We are all living in unprecedented times. That is no different in the legal world. That said, the benefits of technology have allowed some things to continue with some modifications in procedures while other things have been changed completely. We have attempted to centralize the various changes to inform our clients and the community at large of how the disability legal systems are adapting under the COVID-19 pandemic.
Let’s start with the most obvious issues for a legal system – litigation. Currently our Court systems are adapting in various ways to keep the wheels of justice turning while still protecting the rights of individual parties and protecting the safety of everyone involved. Currently the Workers’ Compensation Appeals Board (WCAB) has postponed most trials in hopes that sometime soon we will be able to bring in small groups into a court room to adjudicate legal issues. The exception is that the WCAB is allowing expedited trials to occur when medical treatment or temporary disability benefits are in dispute. These hearings are being held telephonically. All other hearings however including settlement conferences are occurring via teleconference at the various Boards. Similarly, the civil courts are moving forward with most hearings telephonically except most trials which have been postponed. On the other hand, The Social Security Administration (SSA) is allowing trials to move forward telephonically if the claimant is in agreement. If there is no agreement by the claimant, that trial would be continued to another date when we can appear again in person.
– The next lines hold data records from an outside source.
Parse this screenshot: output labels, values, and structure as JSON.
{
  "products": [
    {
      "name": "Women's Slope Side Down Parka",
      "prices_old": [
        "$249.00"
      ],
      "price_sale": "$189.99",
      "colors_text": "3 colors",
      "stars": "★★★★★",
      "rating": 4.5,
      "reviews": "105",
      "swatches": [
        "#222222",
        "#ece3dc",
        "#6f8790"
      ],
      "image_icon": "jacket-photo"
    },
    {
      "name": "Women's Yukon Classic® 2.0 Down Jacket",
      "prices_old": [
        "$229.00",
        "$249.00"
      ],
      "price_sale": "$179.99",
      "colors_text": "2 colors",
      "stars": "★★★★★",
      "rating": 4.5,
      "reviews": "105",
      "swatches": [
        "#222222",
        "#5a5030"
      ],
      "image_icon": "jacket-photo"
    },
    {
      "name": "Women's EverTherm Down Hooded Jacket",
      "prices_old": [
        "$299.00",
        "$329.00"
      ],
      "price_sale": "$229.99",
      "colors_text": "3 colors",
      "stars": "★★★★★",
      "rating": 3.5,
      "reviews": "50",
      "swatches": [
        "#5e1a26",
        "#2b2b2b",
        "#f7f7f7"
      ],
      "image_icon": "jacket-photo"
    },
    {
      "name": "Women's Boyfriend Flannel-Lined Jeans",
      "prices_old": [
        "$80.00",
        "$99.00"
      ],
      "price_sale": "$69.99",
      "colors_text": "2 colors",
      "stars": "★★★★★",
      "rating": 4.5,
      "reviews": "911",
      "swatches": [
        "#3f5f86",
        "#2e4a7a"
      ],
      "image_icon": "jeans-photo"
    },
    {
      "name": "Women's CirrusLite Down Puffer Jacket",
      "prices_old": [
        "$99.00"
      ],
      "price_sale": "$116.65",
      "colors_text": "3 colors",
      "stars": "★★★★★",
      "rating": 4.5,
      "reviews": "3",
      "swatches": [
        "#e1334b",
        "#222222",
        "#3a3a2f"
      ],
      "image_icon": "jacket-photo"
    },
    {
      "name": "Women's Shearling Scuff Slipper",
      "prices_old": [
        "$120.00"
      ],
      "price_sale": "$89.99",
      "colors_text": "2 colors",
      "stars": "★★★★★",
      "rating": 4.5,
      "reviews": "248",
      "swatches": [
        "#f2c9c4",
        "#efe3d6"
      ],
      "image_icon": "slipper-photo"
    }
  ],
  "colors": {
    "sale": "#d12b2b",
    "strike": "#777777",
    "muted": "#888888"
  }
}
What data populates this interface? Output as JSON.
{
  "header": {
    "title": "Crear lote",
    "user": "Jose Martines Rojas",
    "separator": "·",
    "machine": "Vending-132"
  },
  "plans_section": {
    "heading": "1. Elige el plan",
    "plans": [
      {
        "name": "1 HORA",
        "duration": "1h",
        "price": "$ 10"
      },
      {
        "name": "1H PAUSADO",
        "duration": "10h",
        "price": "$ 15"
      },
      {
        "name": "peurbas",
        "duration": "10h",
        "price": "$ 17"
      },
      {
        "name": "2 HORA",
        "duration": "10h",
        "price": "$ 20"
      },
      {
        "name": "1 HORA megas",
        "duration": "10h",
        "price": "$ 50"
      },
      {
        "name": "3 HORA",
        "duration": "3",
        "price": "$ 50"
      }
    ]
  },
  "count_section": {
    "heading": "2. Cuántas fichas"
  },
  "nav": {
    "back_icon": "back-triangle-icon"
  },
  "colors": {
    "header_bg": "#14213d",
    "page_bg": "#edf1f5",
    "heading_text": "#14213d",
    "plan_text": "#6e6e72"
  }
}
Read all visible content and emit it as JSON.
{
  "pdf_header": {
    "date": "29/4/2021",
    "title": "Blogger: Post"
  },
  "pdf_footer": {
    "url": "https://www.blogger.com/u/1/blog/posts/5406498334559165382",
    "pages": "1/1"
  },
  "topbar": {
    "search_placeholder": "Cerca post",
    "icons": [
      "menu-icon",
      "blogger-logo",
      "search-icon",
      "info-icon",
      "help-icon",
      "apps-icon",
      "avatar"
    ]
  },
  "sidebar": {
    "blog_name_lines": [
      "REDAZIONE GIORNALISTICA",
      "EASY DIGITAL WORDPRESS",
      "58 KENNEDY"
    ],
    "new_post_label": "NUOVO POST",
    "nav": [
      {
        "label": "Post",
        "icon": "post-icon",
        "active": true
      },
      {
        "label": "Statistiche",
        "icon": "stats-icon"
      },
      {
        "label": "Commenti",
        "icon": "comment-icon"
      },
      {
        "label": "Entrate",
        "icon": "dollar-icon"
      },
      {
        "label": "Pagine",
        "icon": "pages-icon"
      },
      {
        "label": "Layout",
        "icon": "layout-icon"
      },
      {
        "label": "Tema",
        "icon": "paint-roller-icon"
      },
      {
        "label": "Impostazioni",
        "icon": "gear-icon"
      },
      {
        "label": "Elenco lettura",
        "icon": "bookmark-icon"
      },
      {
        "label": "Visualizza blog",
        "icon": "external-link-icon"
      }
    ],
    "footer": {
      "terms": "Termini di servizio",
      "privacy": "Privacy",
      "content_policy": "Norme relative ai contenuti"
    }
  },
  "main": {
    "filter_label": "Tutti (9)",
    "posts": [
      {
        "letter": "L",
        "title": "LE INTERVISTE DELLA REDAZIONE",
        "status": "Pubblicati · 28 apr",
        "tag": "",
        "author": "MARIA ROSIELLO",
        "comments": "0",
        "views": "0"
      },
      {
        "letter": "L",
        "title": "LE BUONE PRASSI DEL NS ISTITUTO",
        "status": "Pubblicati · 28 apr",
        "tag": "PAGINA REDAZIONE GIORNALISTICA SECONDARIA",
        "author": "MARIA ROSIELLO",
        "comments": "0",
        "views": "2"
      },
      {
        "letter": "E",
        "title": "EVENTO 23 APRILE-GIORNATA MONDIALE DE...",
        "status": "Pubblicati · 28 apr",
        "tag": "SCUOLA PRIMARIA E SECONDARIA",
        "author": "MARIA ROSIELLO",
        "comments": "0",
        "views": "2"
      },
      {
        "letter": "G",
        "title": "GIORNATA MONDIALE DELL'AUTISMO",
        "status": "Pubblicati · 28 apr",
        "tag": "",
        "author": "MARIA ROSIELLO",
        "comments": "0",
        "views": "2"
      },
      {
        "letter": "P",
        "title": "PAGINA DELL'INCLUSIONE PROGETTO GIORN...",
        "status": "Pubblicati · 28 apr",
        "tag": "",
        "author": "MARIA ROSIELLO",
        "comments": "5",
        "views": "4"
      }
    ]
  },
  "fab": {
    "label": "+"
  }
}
Meanwhile, legal discovery methods used to gather evidence to prove your level of disability is not as structured. It is more reliant upon agreement by all parties. Some depositions are moving forward by video or by teleconference, but some attorneys or deponents have objected and are simply waiting for the pandemic restrictions to ease. Medical evaluations are still occurring with some willing doctors, wither by video, telephone or some in separate rooms with glass partitions or barriers. However other evaluations have been postponed.
The provision of disability benefits however still appears to be continuing. Medical treatment is still happening, although telemedicine is now being employed much more frequently. Insurance carriers continue to authorize and dispute medical care as before and benefits checks are continuing.
Lastly, and most importantly, while some law firms have temporarily halted operations while the Safer-at-Home orders continue in force, others, like Ghitterman, Ghitterman & Feld continue to work on their clients’ behalf. At GG&F, we invested many years ago in technology that allows for remote work and video and teleconferencing from any location. We continue to meet with new clients, we continue to push our cases forward to maximize benefits and we continue to work with insurers and the governmental agencies to resolve cases in favor of our clients or set the matter for hearing at the earliest opportunity. We continue to relentlessly protect our clients’ rights, no matter what hurdles are placed in front of us.